Как кружево плелись бабушкины сказки, в узоры слагались. И видела я, пригревшись на печной лежанке, в полудреме будто, как если бы это я в обозе ехала по чужой воле навстречу незавидной судьбе. Да только знала я конец сказки - успела изучить да запомнить.
По пути на обоз напали волки, охрану загрызли, а девицу в живых оставили. И были волки те не простые, а самые, что ни на есть оборотни! Ночью зверями дикими становящиеся, а днем в людей превращающиеся. Что сделали они с девицей, никто не знает. Да только люди сказывали, будто в месте том, где обоз с оборотнями встретился, нельзя было ночью находиться - стоны да плач женский на многие версты раздавался окрест...
И воображение рисовало оскаленные волчьи морды, сжавшуюся в ужасе на черной земле девицу с непременно растрепанными черными косами.
2. 2. Спасти во что бы то ни стало.
В лекарне темно – сложенный в углу очаг едва освещает клеть, в которой не протолкнуться от множества раненых.
Я с трудом втащила два больших деревянных ведра и, поставив на лавку, стала доливать воду в котел, висящий над очагом на железной треноге. Стоны, бессвязный шепот, мерзкий запах гниющей плоти… Здесь в наспех сколоченном помещении лежали только самые трудные раненые, большая часть из которых вряд ли сможет на своих ногах когда-нибудь выйти отсюда. Остальные на улице ночевали, под открытым небом. И по негласному правилу чем ближе к очагу размещался несчастный, тем меньше у него было шансов.
Бреслав лежал у самого огня на соломенном тюфяке, брошенном прямо на голую землю. Вторые сутки не отзывался он уже на мой голос. И лекарь, которому в ноги падала и клялась хоть всю жизнь работать даром, только чтобы спас брата, горестно руками разводил – мол, не в его силах что-либо тут поделать! Я и сама уже видела, уже понимала - не зря ведь целых полгода, пока война с мордвой длится, помогала в лекарне, что редко кто выживал после ранения в живот, особенно если внутренности наружу вылезли, особенно если на третий день только нашли воина. Чудо еще, что так долго жизнь брата моего тянется.
Что могла делала – обмывала его, из травяного настоя примочки к ране делала, а между тем другую работу выполняла - воду носила, тряпицы кровяные ото всех раненых стирала, кормила, перевязывать помогала, чтоб лекарь прочь не гнал. А еще печь топила, чтобы не простудить в холодные осенние ночи несчастных.

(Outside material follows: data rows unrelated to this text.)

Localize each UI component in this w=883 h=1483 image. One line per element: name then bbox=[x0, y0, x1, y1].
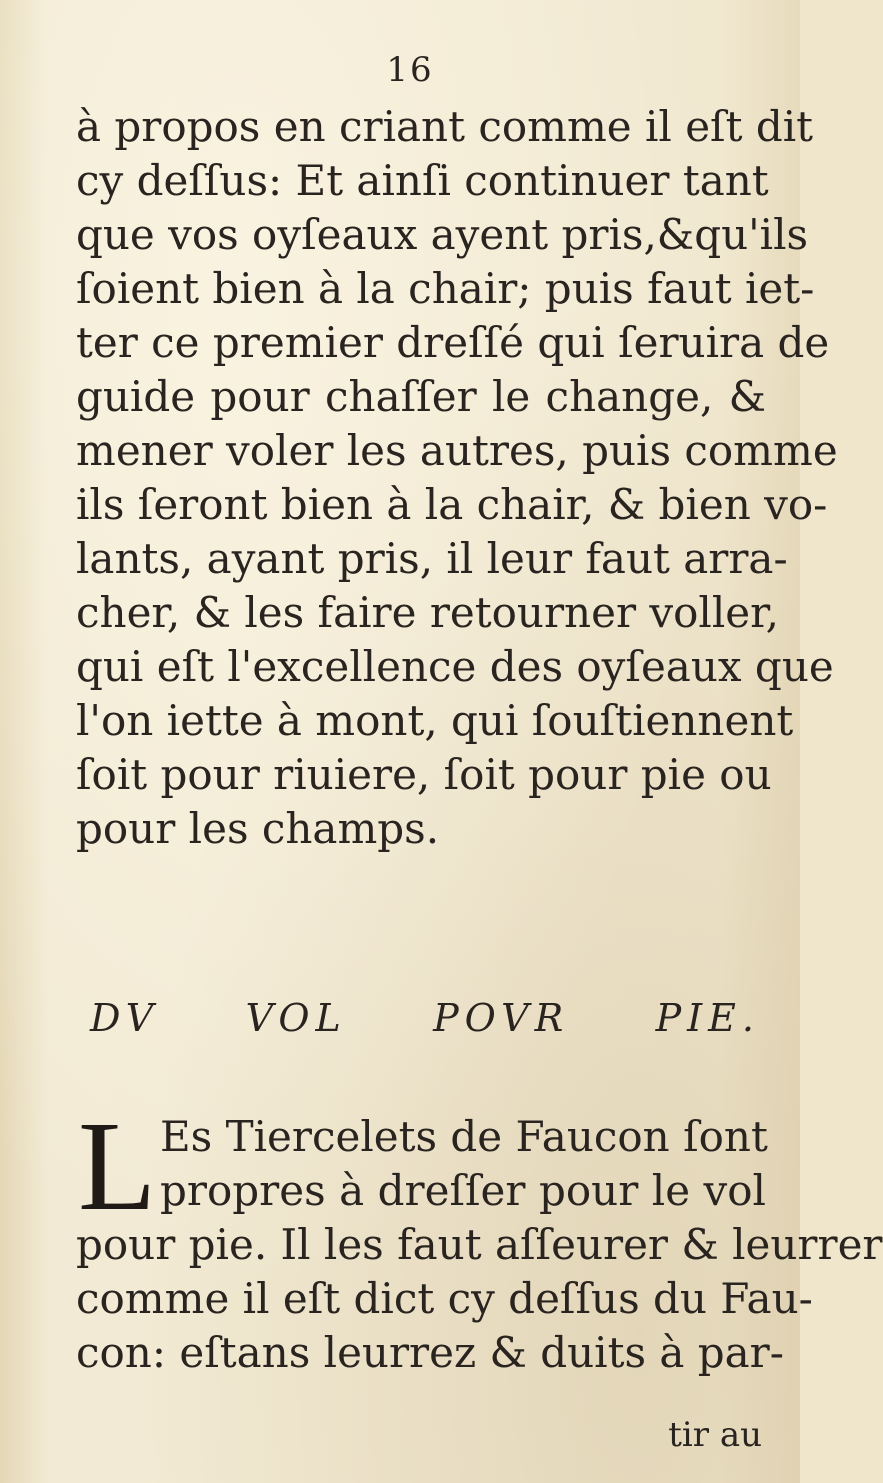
text-line: lants, ayant pris, il leur faut arra- bbox=[76, 534, 788, 583]
drop-cap: L bbox=[78, 1095, 157, 1237]
text-line: guide pour chaſſer le change, & bbox=[76, 372, 766, 421]
text-line: comme il eſt dict cy deſſus du Fau- bbox=[76, 1274, 813, 1323]
text-line: qui eſt l'excellence des oyſeaux que bbox=[76, 642, 834, 691]
text-line: ſoient bien à la chair; puis faut iet- bbox=[76, 264, 815, 313]
text-line: cher, & les faire retourner voller, bbox=[76, 588, 779, 637]
paragraph-falcon-training bbox=[76, 100, 838, 856]
page-number: 16 bbox=[386, 50, 434, 90]
text-line: l'on iette à mont, qui ſouſtiennent bbox=[76, 696, 794, 745]
text-line: ils ſeront bien à la chair, & bien vo- bbox=[76, 480, 828, 529]
text-line: pour pie. Il les faut aſſeurer & leurrer bbox=[76, 1220, 883, 1269]
text-line: à propos en criant comme il eſt dit bbox=[76, 102, 814, 151]
heading-word: POVR bbox=[433, 996, 570, 1040]
text-line: Es Tiercelets de Faucon ſont bbox=[160, 1112, 768, 1161]
text-line: pour les champs. bbox=[76, 804, 440, 853]
text-line: cy deſſus: Et ainſi continuer tant bbox=[76, 156, 769, 205]
text-line: mener voler les autres, puis comme bbox=[76, 426, 838, 475]
text-line: ſoit pour riuiere, ſoit pour pie ou bbox=[76, 750, 772, 799]
section-heading bbox=[90, 996, 760, 1040]
paragraph-tiercelets-indented bbox=[160, 1110, 766, 1218]
catchword: tir au bbox=[668, 1415, 762, 1455]
text-line: ter ce premier dreſſé qui ſeruira de bbox=[76, 318, 830, 367]
heading-word: VOL bbox=[245, 996, 347, 1040]
text-line: propres à dreſſer pour le vol bbox=[160, 1166, 766, 1215]
heading-word: DV bbox=[90, 996, 160, 1040]
text-line: con: eſtans leurrez & duits à par- bbox=[76, 1328, 784, 1377]
paragraph-tiercelets bbox=[76, 1218, 883, 1380]
heading-word: PIE. bbox=[655, 996, 760, 1040]
text-line: que vos oyſeaux ayent pris,&qu'ils bbox=[76, 210, 809, 259]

- Милка! – радостью сердце зашлось – может легче ему стало, раз позвал, раз имя мое вспомнил? Кинулась к постели Бреславовой, с трудом пробираясь меж другими стонущими, спящими, плачущими, упала на колени возле черноволосой головы, обхватила ладонями лицо – никого, дороже брата у меня в мире не было.
- Брат, касатик мой, очнулся!
- Милка, умру я скоро…
- Не говори так! Не смей! Жить будешь!
Сзади кто-то за подол юбки цеплялся – то ли пить просил, то ли в смертной агонии бился – не смотрела, не замечала этого. Разглядывала родные, искаженные болью и огненным пламенем, черты, и плакала, плакала над ним, жизнь свою готовая отдать, лишь бы спасти Бреслава.
- К колдунье пойду! – подхватилась, одного только боясь - что как он умирать будет, а я к тому времени вернуться не успею!
- Стой, заполошная, лес-то как сама пройдешь? – хоть глаза Бреслава лихорадочно блестели, да разум его лучше моего хозяину служил своему. Сама знала, что дорога неблизкая, что лес воинами вражескими полон, да и колдунья завсегда цену высокую за помощь свою назначала, а мне-то и дать ей нечего – ни денег, ни мехов, ничего за душой нету. – Да и сама знаешь, не верю я в ее помощь-то! А разве тем, кто не верит, поможет колдовство?